Si possono fare provini a 10, 11 o 12 anni?

I raduni selettivi e i provini FIGC sono consentiti solo dai 12 anni compiuti nell’anno di inizio della stagione sportiva. Per la stagione 2026-2027 sono esclusi i nati nel 2015. Sotto i 12 anni compiuti, i provini agonistici selettivi non sono autorizzati.

Cosa deve cercare un genitore in un settore giovanile per la fascia 10-12 anni?

Allenatori qualificati (UEFA A, B, Grassroots C), un metodo che dia priorità alla formazione tecnica sui risultati, l’attenzione ai ragazzi con maturazione più lenta, strutture adeguate e un rapporto trasparente con le famiglie.

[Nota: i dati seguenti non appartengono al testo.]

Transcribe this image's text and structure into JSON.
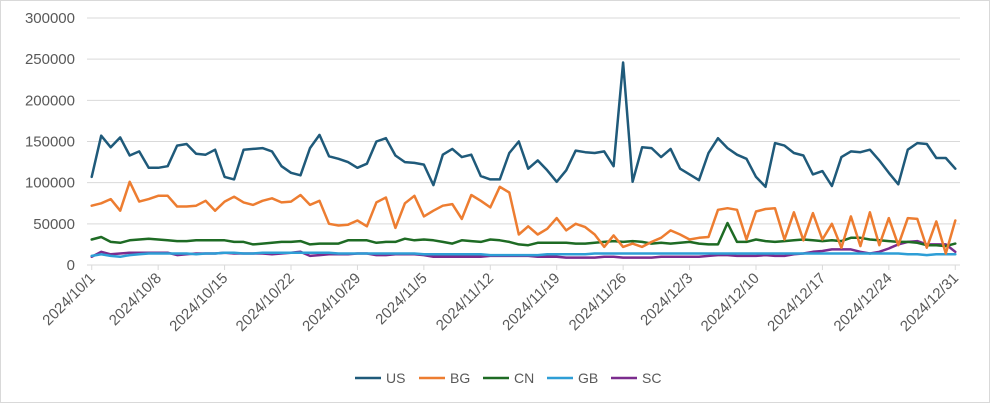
{
  "chart_data": {
    "type": "line",
    "title": "",
    "xlabel": "",
    "ylabel": "",
    "ylim": [
      0,
      300000
    ],
    "yticks": [
      "0",
      "50000",
      "100000",
      "150000",
      "200000",
      "250000",
      "300000"
    ],
    "grid": "horizontal",
    "legend": "bottom",
    "x_start": "2024/10/1",
    "x_end": "2024/12/31",
    "x_tick_labels": [
      "2024/10/1",
      "2024/10/8",
      "2024/10/15",
      "2024/10/22",
      "2024/10/29",
      "2024/11/5",
      "2024/11/12",
      "2024/11/19",
      "2024/11/26",
      "2024/12/3",
      "2024/12/10",
      "2024/12/17",
      "2024/12/24",
      "2024/12/31"
    ],
    "series": [
      {
        "name": "US",
        "color": "#1f5a7a",
        "values": [
          107000,
          157000,
          143000,
          155000,
          133000,
          138000,
          118000,
          118000,
          120000,
          145000,
          147000,
          135000,
          134000,
          140000,
          107000,
          104000,
          140000,
          141000,
          142000,
          138000,
          120000,
          112000,
          109000,
          142000,
          158000,
          132000,
          129000,
          125000,
          118000,
          123000,
          150000,
          154000,
          133000,
          125000,
          124000,
          122000,
          97000,
          134000,
          141000,
          131000,
          134000,
          108000,
          104000,
          104000,
          136000,
          150000,
          117000,
          127000,
          115000,
          101000,
          115000,
          139000,
          137000,
          136000,
          138000,
          120000,
          246000,
          101000,
          143000,
          142000,
          131000,
          141000,
          117000,
          110000,
          103000,
          136000,
          154000,
          142000,
          134000,
          129000,
          107000,
          95000,
          148000,
          145000,
          136000,
          133000,
          110000,
          114000,
          96000,
          131000,
          138000,
          137000,
          140000,
          127000,
          112000,
          98000,
          140000,
          148000,
          147000,
          130000,
          130000,
          117000
        ]
      },
      {
        "name": "BG",
        "color": "#ed7d31",
        "values": [
          72000,
          75000,
          80000,
          66000,
          101000,
          77000,
          80000,
          84000,
          84000,
          71000,
          71000,
          72000,
          78000,
          66000,
          77000,
          83000,
          76000,
          73000,
          78000,
          81000,
          76000,
          77000,
          85000,
          73000,
          78000,
          50000,
          48000,
          49000,
          54000,
          47000,
          76000,
          82000,
          45000,
          75000,
          84000,
          59000,
          66000,
          72000,
          74000,
          56000,
          85000,
          78000,
          70000,
          95000,
          88000,
          37000,
          47000,
          37000,
          44000,
          57000,
          42000,
          50000,
          46000,
          37000,
          22000,
          36000,
          22000,
          26000,
          22000,
          28000,
          33000,
          42000,
          37000,
          31000,
          33000,
          34000,
          67000,
          69000,
          67000,
          31000,
          65000,
          68000,
          69000,
          31000,
          64000,
          30000,
          63000,
          31000,
          50000,
          21000,
          59000,
          23000,
          64000,
          24000,
          57000,
          24000,
          57000,
          56000,
          21000,
          53000,
          14000,
          54000
        ]
      },
      {
        "name": "CN",
        "color": "#1e6b24",
        "values": [
          31000,
          34000,
          28000,
          27000,
          30000,
          31000,
          32000,
          31000,
          30000,
          29000,
          29000,
          30000,
          30000,
          30000,
          30000,
          28000,
          28000,
          25000,
          26000,
          27000,
          28000,
          28000,
          29000,
          25000,
          26000,
          26000,
          26000,
          30000,
          30000,
          30000,
          27000,
          28000,
          28000,
          32000,
          30000,
          31000,
          30000,
          28000,
          26000,
          30000,
          29000,
          28000,
          31000,
          30000,
          28000,
          25000,
          24000,
          27000,
          27000,
          27000,
          27000,
          26000,
          26000,
          27000,
          28000,
          29000,
          28000,
          29000,
          28000,
          26000,
          27000,
          26000,
          27000,
          28000,
          26000,
          25000,
          25000,
          51000,
          28000,
          28000,
          31000,
          29000,
          28000,
          29000,
          30000,
          31000,
          30000,
          29000,
          30000,
          29000,
          33000,
          33000,
          31000,
          30000,
          29000,
          28000,
          28000,
          27000,
          24000,
          24000,
          23000,
          26000
        ]
      },
      {
        "name": "GB",
        "color": "#2e9ed6",
        "values": [
          11000,
          13000,
          11000,
          10000,
          12000,
          13000,
          14000,
          14000,
          14000,
          14000,
          14000,
          13000,
          14000,
          14000,
          15000,
          15000,
          14000,
          14000,
          15000,
          15000,
          15000,
          15000,
          15000,
          15000,
          15000,
          15000,
          14000,
          14000,
          14000,
          14000,
          14000,
          14000,
          14000,
          14000,
          14000,
          13000,
          13000,
          13000,
          13000,
          13000,
          13000,
          13000,
          12000,
          12000,
          12000,
          12000,
          12000,
          12000,
          13000,
          13000,
          13000,
          13000,
          13000,
          14000,
          14000,
          14000,
          14000,
          14000,
          14000,
          14000,
          14000,
          14000,
          14000,
          14000,
          14000,
          14000,
          14000,
          14000,
          14000,
          14000,
          14000,
          14000,
          14000,
          14000,
          14000,
          14000,
          14000,
          14000,
          14000,
          14000,
          14000,
          14000,
          14000,
          14000,
          14000,
          14000,
          13000,
          13000,
          12000,
          13000,
          13000,
          13000
        ]
      },
      {
        "name": "SC",
        "color": "#7b2c8e",
        "values": [
          10000,
          16000,
          13000,
          14000,
          15000,
          15000,
          15000,
          15000,
          15000,
          12000,
          13000,
          14000,
          14000,
          14000,
          15000,
          14000,
          14000,
          14000,
          14000,
          13000,
          14000,
          15000,
          16000,
          11000,
          12000,
          13000,
          13000,
          13000,
          14000,
          14000,
          12000,
          12000,
          13000,
          13000,
          13000,
          12000,
          10000,
          10000,
          10000,
          10000,
          10000,
          10000,
          11000,
          11000,
          11000,
          11000,
          11000,
          10000,
          10000,
          10000,
          9000,
          9000,
          9000,
          9000,
          10000,
          10000,
          9000,
          9000,
          9000,
          9000,
          10000,
          10000,
          10000,
          10000,
          10000,
          11000,
          12000,
          12000,
          11000,
          11000,
          11000,
          12000,
          11000,
          11000,
          13000,
          14000,
          16000,
          17000,
          19000,
          19000,
          19000,
          16000,
          14000,
          16000,
          20000,
          25000,
          28000,
          29000,
          25000,
          25000,
          25000,
          16000
        ]
      }
    ]
  }
}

A 10-12 anni si può già capire se un ragazzo diventerà un calciatore professionista?

No. La fascia 10-12 anni è troppo precoce per previsioni affidabili sulla carriera professionistica. Le differenze di maturazione fisica sono ancora troppo marcate. È la fase in cui si costruiscono le basi, non quella in cui si selezionano definitivamente i futuri professionisti.

Una valutazione FUTNET è utile a 10-12 anni?

Sì. In una fascia in cui i provini formali non sono ancora consentiti, una valutazione professionale del profilo del ragazzo offre una lettura tecnica indipendente che integra ciò che le società di base e i tornei giovanili possono osservare. Aiuta il ragazzo e la famiglia a costruire consapevolezza del gioco in una fase formativa cruciale.